Pourquoi cela dérange
Le conseil municipal de Dublin finance ces jeunes pousses, mais il y a un hic : une fois qu’un agriculteur plante des arbres, la terre est définitivement dédiée à la forêt. Cela signifie que les agriculteurs prennent une décision qui engage leurs enfants et petits-enfants, tout en voyant la valeur de leur terre chuter. De quoi faire réfléchir, n’est-ce pas ?

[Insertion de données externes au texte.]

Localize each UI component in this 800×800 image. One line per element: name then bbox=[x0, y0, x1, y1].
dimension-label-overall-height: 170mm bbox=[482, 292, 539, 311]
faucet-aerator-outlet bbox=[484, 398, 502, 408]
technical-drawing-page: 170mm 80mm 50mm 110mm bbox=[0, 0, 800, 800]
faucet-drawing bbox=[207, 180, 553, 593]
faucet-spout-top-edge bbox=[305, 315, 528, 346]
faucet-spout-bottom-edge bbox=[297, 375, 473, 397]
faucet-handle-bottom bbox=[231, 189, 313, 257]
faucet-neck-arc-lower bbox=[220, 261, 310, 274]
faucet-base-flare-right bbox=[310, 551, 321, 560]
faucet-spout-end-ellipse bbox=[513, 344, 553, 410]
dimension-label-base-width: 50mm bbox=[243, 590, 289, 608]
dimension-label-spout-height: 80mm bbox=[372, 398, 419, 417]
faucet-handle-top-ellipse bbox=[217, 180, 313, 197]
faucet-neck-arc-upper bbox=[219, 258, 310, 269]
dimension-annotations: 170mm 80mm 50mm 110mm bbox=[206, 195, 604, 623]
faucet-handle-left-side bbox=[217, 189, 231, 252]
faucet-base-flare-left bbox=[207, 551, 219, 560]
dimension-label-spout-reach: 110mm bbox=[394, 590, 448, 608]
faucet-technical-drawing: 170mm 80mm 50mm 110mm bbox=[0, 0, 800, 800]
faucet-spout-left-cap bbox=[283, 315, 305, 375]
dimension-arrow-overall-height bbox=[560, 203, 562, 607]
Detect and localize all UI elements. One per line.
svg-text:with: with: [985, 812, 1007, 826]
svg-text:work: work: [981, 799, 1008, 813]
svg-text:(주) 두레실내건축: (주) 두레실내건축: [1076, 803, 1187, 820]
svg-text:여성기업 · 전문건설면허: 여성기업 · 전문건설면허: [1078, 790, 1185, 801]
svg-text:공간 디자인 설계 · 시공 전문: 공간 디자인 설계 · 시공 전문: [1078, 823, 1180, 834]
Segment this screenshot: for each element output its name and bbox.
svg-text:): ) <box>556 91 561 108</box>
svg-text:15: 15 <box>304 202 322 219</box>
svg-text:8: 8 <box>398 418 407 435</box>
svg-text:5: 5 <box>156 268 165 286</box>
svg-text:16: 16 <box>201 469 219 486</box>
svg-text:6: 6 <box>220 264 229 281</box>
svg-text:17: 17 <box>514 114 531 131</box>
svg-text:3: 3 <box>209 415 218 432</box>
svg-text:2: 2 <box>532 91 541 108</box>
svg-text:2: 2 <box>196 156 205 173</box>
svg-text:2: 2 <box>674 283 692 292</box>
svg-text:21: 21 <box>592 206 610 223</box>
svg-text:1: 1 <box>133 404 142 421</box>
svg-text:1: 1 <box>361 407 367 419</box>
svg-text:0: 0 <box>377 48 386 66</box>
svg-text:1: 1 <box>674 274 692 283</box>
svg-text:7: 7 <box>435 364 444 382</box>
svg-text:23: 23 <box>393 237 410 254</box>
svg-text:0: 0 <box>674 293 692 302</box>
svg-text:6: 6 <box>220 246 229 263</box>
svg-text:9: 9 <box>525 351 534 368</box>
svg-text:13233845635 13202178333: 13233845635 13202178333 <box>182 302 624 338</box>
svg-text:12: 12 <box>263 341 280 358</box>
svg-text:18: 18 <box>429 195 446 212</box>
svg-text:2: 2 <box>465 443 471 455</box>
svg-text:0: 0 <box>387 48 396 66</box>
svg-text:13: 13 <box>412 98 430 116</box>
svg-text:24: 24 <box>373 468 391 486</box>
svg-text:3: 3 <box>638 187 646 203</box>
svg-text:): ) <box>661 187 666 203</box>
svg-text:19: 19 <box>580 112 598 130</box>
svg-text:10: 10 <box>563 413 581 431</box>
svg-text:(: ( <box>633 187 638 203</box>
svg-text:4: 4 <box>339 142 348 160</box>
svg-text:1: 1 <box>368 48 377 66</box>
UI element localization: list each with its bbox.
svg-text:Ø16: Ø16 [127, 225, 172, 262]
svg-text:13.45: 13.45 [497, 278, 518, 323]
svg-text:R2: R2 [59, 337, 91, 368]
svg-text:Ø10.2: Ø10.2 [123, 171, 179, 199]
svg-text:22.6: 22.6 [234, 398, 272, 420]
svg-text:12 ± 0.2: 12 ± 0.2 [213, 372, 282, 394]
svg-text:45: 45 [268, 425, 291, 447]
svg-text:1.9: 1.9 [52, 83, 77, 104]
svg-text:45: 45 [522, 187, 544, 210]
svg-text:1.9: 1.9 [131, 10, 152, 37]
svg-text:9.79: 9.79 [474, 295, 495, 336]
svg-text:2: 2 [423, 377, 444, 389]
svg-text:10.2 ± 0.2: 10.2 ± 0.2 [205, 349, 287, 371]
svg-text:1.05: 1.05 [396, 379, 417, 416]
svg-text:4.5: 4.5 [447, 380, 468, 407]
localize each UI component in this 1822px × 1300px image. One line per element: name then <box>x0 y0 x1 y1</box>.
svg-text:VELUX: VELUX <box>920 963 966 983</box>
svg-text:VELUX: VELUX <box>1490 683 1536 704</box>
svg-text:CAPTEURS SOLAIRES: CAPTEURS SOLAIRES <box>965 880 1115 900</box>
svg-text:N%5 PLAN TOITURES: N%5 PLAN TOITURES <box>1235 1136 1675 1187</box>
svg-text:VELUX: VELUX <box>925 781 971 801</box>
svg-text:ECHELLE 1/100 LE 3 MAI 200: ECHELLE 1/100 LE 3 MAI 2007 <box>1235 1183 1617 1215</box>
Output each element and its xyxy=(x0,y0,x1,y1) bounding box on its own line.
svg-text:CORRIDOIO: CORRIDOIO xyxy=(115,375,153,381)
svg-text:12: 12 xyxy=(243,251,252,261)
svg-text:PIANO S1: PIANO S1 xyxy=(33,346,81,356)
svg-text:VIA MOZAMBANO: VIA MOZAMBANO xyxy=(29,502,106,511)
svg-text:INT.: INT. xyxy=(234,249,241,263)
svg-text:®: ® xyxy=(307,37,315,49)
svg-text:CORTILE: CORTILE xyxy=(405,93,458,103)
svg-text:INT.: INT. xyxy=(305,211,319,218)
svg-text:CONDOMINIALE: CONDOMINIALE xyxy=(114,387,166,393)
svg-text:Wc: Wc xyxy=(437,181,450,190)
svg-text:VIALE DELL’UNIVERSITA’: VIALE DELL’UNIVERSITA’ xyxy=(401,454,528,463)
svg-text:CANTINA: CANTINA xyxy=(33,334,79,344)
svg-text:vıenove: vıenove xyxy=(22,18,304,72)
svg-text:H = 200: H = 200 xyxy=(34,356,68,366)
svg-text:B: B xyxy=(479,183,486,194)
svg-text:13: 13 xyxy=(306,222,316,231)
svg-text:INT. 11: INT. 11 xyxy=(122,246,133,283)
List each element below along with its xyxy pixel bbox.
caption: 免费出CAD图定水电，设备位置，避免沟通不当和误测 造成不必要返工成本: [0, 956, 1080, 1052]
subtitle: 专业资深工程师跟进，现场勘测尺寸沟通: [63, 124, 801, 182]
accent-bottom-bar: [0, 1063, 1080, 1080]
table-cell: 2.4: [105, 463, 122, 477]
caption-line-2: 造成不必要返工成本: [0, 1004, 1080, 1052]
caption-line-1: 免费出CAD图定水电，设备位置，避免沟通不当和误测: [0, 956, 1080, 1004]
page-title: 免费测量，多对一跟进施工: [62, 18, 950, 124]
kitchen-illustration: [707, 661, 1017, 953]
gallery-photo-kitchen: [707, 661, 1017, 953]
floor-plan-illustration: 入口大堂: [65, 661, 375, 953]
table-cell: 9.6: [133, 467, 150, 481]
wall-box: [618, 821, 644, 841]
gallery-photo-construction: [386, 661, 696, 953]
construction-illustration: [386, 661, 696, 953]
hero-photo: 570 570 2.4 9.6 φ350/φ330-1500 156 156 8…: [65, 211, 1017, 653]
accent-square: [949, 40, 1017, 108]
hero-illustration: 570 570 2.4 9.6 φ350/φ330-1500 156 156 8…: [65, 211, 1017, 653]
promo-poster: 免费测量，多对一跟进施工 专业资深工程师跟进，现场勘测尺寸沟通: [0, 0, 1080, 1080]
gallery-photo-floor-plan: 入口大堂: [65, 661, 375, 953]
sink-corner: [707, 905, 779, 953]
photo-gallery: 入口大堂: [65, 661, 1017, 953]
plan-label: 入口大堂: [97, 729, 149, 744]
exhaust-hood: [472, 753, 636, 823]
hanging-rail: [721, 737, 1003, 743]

Ce que cela implique concrètement
Avec des amendes potentielles de 26 milliards d’euros si les émissions ne baissent pas d’ici 2030, l’urgence est palpable. Les forêts sont l’un des meilleurs puits de carbone pour lutter contre le réchauffement climatique. Mais le gouvernement irlandais semble plus préoccupé par les promesses que par les actions concrètes.
Lecture satirique
Il est fascinant de voir à quel point les discours politiques peuvent être déconnectés de la réalité. D’un côté, on nous promet une forêt de la taille de Strasbourg plantée chaque année ; de l’autre, on continue à privilégier des plantations industrielles qui ne font qu’étouffer la biodiversité. C’est un peu comme si on essayait de remplir un seau percé avec de l’eau : un effort futile, mais tellement satisfaisant à première vue !
Effet miroir international
Cette situation rappelle les dérives autoritaires d’autres pays, où les promesses de reboisement sont souvent des façades pour masquer des politiques environnementales désastreuses. Comme aux États-Unis, où les discours sur l’environnement sont souvent contredits par des décisions favorisant l’industrie fossile. L’Irlande, en quête de son image verte, pourrait bien se retrouver piégée dans le même cycle.
À quoi s’attendre
Si l’Irlande ne parvient pas à concilier ses promesses avec des actions concrètes, elle risque de se retrouver dans une situation encore plus délicate. Les arbres ne se plantent pas tout seuls, et les promesses politiques, aussi belles soient-elles, ne suffisent pas à sauver la planète.